Maybe Kate and Sam got what they needed to out of their union. A kid or two, some rich artistic collaboration, "Revolutionary Road." Maybe desire got the better of them. It's perpetual, this craving, we know this, yeah? Tiger knows it, that's fer damn sure. Why do we resist that? Why don't we just chill out and breathe into it and know that perpetual changing desire is normal and ok and safe, something we can sit with, something we don't need to fear? Right, Jesse? That maybe you and Sandra got what you needed to out of what you had; maybe it was time for you and the tattoo'd chick to get it on; who knows, who can say, but the one thing we can say, with such great surety - well, maybe the two things - are:
"You only lose what you cling to." ~ Buddha
“You must not for one instant give up the effort to build new lives for yourselves. Creativity means to push open the heavy, groaning doorway to life. This is not an easy struggle. Indeed, it may be the most difficult task in the world, for opening.”
~ Daisaku Ikeda, Japanese peace activist and Buddhist leader of Soka Gakkai International
That first one, well, it's obvious. (Insert pithy line here about how relationships are like sand and the more tightly you grip them, the more you lose.) This is why we study clinging and non-grasping and aparigraha in the immaterial sense; this is why we study impermanence and change; it's rich across traditions and implicit in Buddhism and yogic theory especially. It takes practice, reminding; intense, perpetual, mindful, humbling practice, every day, every breath, a letting go, a loosening of the ties.
The second one, the Ikeda, well, I love it for its insistence on our own agency in building our own lives, our own Edens, a claiming of our own responsibility for pushing open that "heavy, groaning doorway to life." (Insert here pithy reference to the overused-but-deserving Anais Nin quote about how "the day came when the risk to remain in the bud was more painful than the risk it took to bloom.") I love it for its understanding that opening, blooming, creating is not effortless; and I love it for its reminder that creativity in particular comes from change and implosion and breaking and cracking.
On that note, I'd bet money that Kate and Sam and Sandra and their ilk will get a helluva lot of great art out of these current breaking-downs. That this present shattering will lend a greater wisdom, a new birth, to their artistic creations to come.

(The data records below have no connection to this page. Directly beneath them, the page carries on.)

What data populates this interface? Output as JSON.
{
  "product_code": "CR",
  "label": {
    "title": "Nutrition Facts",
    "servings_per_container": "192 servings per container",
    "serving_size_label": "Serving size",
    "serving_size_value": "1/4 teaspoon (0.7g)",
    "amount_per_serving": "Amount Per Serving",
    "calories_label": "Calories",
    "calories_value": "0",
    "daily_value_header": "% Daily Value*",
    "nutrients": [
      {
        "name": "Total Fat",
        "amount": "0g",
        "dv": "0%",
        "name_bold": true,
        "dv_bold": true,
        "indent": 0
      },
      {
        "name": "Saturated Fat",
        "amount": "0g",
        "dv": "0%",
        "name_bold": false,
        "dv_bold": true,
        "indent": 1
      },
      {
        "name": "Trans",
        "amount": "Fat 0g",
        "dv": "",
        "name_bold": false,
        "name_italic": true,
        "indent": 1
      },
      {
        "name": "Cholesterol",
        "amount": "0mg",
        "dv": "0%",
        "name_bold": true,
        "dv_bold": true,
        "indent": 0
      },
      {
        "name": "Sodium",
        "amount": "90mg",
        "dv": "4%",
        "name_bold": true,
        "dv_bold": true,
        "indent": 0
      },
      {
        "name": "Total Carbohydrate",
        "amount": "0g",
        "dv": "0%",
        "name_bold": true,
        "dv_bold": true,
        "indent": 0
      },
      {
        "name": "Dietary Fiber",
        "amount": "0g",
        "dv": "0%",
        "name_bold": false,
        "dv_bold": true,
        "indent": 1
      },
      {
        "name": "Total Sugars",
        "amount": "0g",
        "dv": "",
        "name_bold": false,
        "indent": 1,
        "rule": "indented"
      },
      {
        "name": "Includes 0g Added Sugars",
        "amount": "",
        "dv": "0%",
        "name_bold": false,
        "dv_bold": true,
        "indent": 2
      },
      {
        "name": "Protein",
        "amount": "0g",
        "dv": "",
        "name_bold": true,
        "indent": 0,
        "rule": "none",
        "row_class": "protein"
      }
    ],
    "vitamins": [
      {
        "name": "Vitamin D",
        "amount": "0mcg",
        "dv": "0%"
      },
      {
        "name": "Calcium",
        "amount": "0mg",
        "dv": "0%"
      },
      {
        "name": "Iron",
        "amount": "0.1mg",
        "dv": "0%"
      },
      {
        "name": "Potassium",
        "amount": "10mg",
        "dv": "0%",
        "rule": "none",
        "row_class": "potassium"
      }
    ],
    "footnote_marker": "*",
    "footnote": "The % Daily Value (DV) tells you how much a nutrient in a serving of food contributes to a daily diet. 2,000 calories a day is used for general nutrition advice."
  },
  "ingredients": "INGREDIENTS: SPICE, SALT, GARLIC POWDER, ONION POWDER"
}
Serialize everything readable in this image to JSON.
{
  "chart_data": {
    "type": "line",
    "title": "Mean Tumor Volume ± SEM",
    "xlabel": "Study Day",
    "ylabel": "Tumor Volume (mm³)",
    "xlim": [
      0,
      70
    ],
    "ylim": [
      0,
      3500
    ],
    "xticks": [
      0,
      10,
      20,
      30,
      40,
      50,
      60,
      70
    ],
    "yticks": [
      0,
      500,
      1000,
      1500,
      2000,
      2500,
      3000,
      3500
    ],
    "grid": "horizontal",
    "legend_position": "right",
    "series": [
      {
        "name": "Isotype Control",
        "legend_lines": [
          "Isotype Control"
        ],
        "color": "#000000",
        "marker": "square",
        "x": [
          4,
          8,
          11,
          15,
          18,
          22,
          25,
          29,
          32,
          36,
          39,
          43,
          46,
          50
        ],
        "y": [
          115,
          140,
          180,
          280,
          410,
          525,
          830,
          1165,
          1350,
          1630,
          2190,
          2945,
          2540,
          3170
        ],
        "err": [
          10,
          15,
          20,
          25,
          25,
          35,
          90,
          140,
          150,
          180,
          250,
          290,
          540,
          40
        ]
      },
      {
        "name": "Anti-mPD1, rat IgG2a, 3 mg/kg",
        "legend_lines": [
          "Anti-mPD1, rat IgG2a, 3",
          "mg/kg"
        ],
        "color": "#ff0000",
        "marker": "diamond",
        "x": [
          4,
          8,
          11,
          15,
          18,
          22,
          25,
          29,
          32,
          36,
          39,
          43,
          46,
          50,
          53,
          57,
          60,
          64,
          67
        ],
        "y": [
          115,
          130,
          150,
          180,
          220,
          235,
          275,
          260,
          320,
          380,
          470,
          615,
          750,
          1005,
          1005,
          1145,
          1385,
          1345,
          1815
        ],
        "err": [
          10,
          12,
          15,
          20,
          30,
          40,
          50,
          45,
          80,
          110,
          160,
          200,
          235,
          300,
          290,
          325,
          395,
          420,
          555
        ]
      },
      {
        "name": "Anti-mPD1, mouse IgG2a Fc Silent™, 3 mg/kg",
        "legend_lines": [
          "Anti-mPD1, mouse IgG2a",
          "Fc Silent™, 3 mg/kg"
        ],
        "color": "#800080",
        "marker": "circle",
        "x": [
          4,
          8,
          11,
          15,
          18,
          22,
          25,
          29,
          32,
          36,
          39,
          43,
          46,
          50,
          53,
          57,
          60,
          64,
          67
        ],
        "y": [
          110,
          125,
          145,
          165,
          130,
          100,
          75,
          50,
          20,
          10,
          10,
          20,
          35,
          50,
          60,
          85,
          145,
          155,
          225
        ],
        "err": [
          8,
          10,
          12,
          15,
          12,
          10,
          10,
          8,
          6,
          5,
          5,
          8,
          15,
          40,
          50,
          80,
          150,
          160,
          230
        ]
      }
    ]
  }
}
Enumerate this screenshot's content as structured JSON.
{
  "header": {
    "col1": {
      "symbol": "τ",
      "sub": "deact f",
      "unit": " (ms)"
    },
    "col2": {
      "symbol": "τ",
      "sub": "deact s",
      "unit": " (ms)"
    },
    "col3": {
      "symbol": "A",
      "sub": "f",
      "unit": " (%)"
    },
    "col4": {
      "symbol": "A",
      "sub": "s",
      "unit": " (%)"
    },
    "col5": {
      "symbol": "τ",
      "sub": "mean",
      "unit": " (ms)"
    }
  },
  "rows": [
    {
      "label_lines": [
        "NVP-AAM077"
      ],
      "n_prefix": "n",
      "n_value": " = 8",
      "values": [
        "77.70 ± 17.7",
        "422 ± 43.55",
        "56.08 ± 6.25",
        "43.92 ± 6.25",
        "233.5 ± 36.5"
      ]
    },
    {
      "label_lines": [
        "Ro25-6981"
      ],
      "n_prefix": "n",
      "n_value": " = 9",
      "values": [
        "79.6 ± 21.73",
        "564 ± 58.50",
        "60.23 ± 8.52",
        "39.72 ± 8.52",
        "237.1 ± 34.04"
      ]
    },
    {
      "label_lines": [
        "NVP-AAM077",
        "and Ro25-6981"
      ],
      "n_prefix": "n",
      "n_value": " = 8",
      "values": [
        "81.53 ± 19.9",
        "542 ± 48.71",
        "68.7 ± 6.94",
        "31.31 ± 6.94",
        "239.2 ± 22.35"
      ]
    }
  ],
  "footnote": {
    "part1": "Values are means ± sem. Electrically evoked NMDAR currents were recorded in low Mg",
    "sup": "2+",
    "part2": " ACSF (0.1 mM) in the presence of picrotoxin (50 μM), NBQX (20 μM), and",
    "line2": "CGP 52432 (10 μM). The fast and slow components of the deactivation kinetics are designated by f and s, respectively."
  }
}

I'm less certain about the effect of this latest implosion on Tiger's golf game, the destruction therein of his brand and his affiliations and his endorsements and certainly of his marriage itself; but maybe the lesson for all of us, here, so saturated in this Western insistence upon the lifelong marital bond that is somehow supposed to withstand the ancient universal law of flux and change and death and rebirth, is that relationships come and go, they bloom and wither, and it's ok, it's normal, that even the best of us, the most Botoxed and most beautiful, the most wealthy and the most worshiped, must take solace, find a home in, rest in, that inevitable transience, as well.